O deputado Marcos Rogério (PDT-RO) afirmou, nesta terça-feira (1), que o desperdício de sangue doado no Brasil pode estar resultando em lucros para quem se aproveitar da situação. Durante audiência pública da Comissão de Seguridade Social e Família solicitada por ele, o parlamentar disse que a população não está tendo acesso gratuito e facilitado aos bancos de sangue.

“Caso o cidadão necessite de uma transfusão de sangue, certamente pagará caro por ele. Seja com o próprio dinheiro, seja em forma de impostos que sustentam o SUS. Talvez exista uma razão financeira. Alguém pode estar lucrando com o desperdício de sangue”, ressaltou.

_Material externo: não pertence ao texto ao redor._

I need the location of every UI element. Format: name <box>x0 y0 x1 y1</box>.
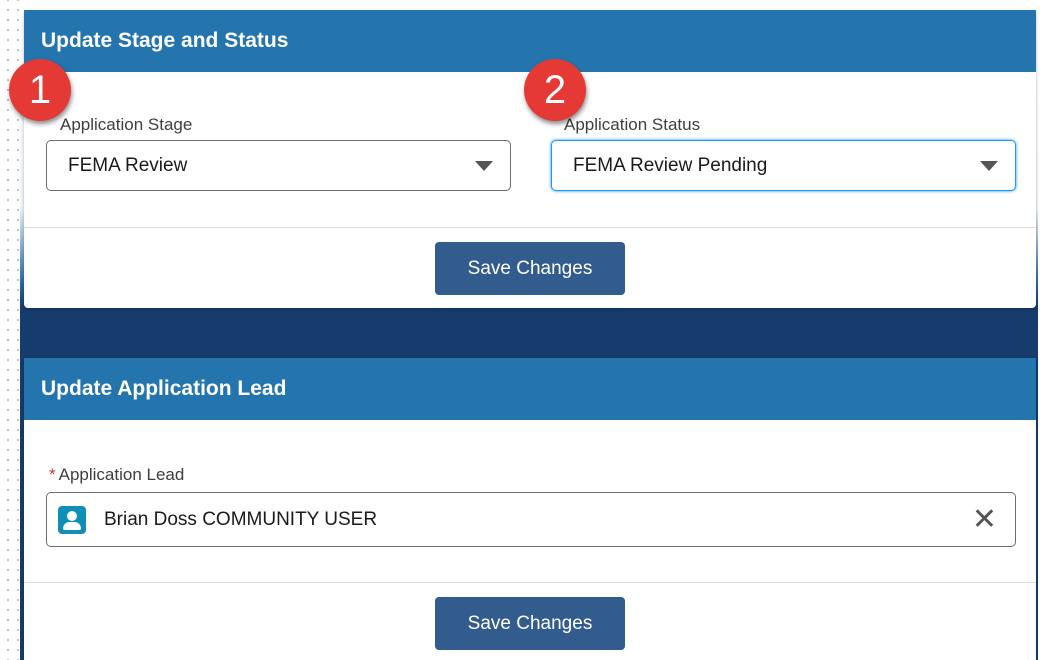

A audiência pública discutiu o fornecimento de sangue em clínicas e hospitais brasileiros e debateu os custos dos exames para doação de sangue e os parâmetros estabelecidos para a necessidade de uma transfusão sanguínea.

Legislação
A vereadora de Ji-Paraná Silvia Cristina Chagas (PDT-RO) criticou a lei (10.205/01) em vigor que regulamenta a coleta, o processamento, a estocagem, a distribuição e aplicação de sangue. De acordo com a legislação, é vedado qualquer tipo de comercialização de hemocomponentes e hemoderivados. Mas os exames para a seleção do material, bem como os serviços prestados para o manuseio, são cobrados do paciente.

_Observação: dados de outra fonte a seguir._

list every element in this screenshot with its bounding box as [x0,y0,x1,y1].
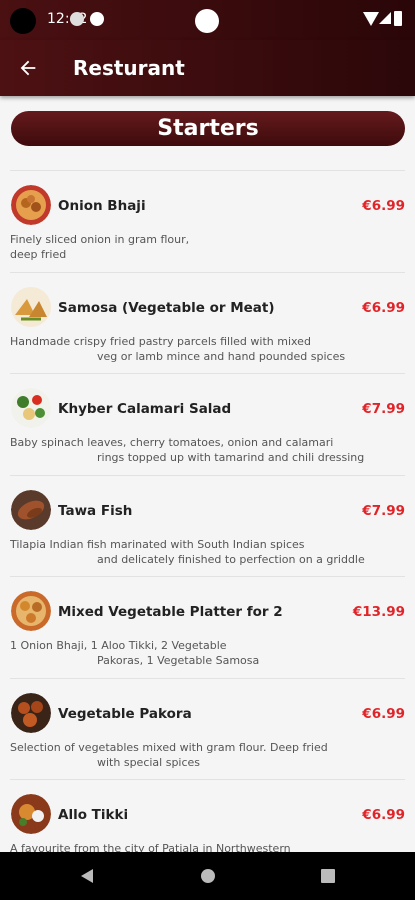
page-title: Resturant [73,56,185,80]
status-bar: 12:42 [0,0,415,40]
item-price: €7.99 [362,502,405,519]
item-description-line: and delicately finished to perfection on… [97,552,365,566]
item-description-line: 1 Onion Bhaji, 1 Aloo Tikki, 2 Vegetable [10,639,227,652]
nav-recents-icon[interactable] [321,869,335,883]
tawa-fish-image [11,489,51,530]
notification-icon [70,12,84,26]
menu-item[interactable]: Vegetable Pakora €6.99 Selection of vege… [10,677,405,780]
nav-home-icon[interactable] [201,869,215,883]
item-description: Baby spinach leaves, cherry tomatoes, on… [10,435,405,465]
item-price: €6.99 [362,198,405,214]
menu-item[interactable]: Onion Bhaji €6.99 Finely sliced onion in… [10,170,405,272]
item-description-line: rings topped up with tamarind and chili … [97,451,365,464]
app-bar: Resturant [0,40,415,96]
item-price: €6.99 [362,299,405,316]
item-description-line: Tilapia Indian fish marinated with South… [10,537,305,551]
item-name: Onion Bhaji [58,198,146,214]
item-name: Samosa (Vegetable or Meat) [58,299,275,316]
item-description-line: Selection of vegetables mixed with gram … [10,740,328,754]
menu-item[interactable]: Tawa Fish €7.99 Tilapia Indian fish mari… [10,474,405,577]
menu-list[interactable]: Onion Bhaji €6.99 Finely sliced onion in… [10,170,405,853]
system-nav-bar [0,852,415,900]
item-description: Handmade crispy fried pastry parcels fil… [10,334,405,364]
samosa-image [11,286,51,327]
menu-item[interactable]: Allo Tikki €6.99 A favourite from the ci… [10,779,405,853]
item-description: Selection of vegetables mixed with gram … [10,740,405,770]
item-name: Mixed Vegetable Platter for 2 [58,604,283,620]
signal-icon [379,12,391,24]
item-name: Vegetable Pakora [58,705,192,722]
item-price: €13.99 [352,604,405,620]
item-price: €6.99 [362,807,405,823]
item-name: Tawa Fish [58,502,133,519]
item-description-line: Pakoras, 1 Vegetable Samosa [97,654,260,667]
menu-item[interactable]: Samosa (Vegetable or Meat) €6.99 Handmad… [10,271,405,374]
item-price: €7.99 [362,401,405,417]
vegetable-platter-image [11,591,51,631]
item-description-line: veg or lamb mince and hand pounded spice… [97,349,346,363]
allo-tikki-image [11,794,51,834]
vegetable-pakora-image [11,692,51,733]
camera-notch [195,9,219,33]
section-header: Starters [11,111,405,146]
item-name: Allo Tikki [58,807,129,823]
back-button[interactable] [12,52,44,84]
arrow-left-icon [20,60,36,76]
item-description-line: Handmade crispy fried pastry parcels fil… [10,334,311,348]
item-description: 1 Onion Bhaji, 1 Aloo Tikki, 2 Vegetable… [10,638,405,668]
onion-bhaji-image [11,185,51,225]
menu-item[interactable]: Khyber Calamari Salad €7.99 Baby spinach… [10,373,405,475]
app-notification-icon [90,12,104,26]
calamari-salad-image [11,388,51,428]
item-description-line: with special spices [97,755,201,769]
front-camera [10,8,36,34]
item-price: €6.99 [362,705,405,722]
battery-icon [394,11,402,26]
item-description: Tilapia Indian fish marinated with South… [10,537,405,567]
item-description-line: deep fried [10,248,67,261]
item-description: Finely sliced onion in gram flour, deep … [10,232,405,262]
nav-back-icon[interactable] [81,869,93,883]
wifi-icon [363,12,379,26]
item-name: Khyber Calamari Salad [58,401,232,417]
item-description-line: Finely sliced onion in gram flour, [10,233,190,246]
menu-item[interactable]: Mixed Vegetable Platter for 2 €13.99 1 O… [10,576,405,678]
item-description-line: Baby spinach leaves, cherry tomatoes, on… [10,436,334,449]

Para a vereadora, a lei deixa brechas para cobranças indevidas: “Para quem doa o sangue não quer saber a respeito disso. Quer saber que seu sangue, que foi retirado do seu corpo, tem que ser doado para aquela pessoa que precise, sem custos. E isso, em hospitais particulares, independente de ser rico ou pobre, está sendo cobrado. Então, uma bolsa que pode custar de R$ 220 reais chega a R$ 1.130”.

Parâmetros ultrapassados
A cardiologista do Instituto de Coração e pesquisadora da Universidade de São Paulo (USP) Ludhmila Hajjar comentou que os parâmetros para transfusões sanguíneas estão ultrapassados e que as indicações desse tipo de procedimento são banalizadas.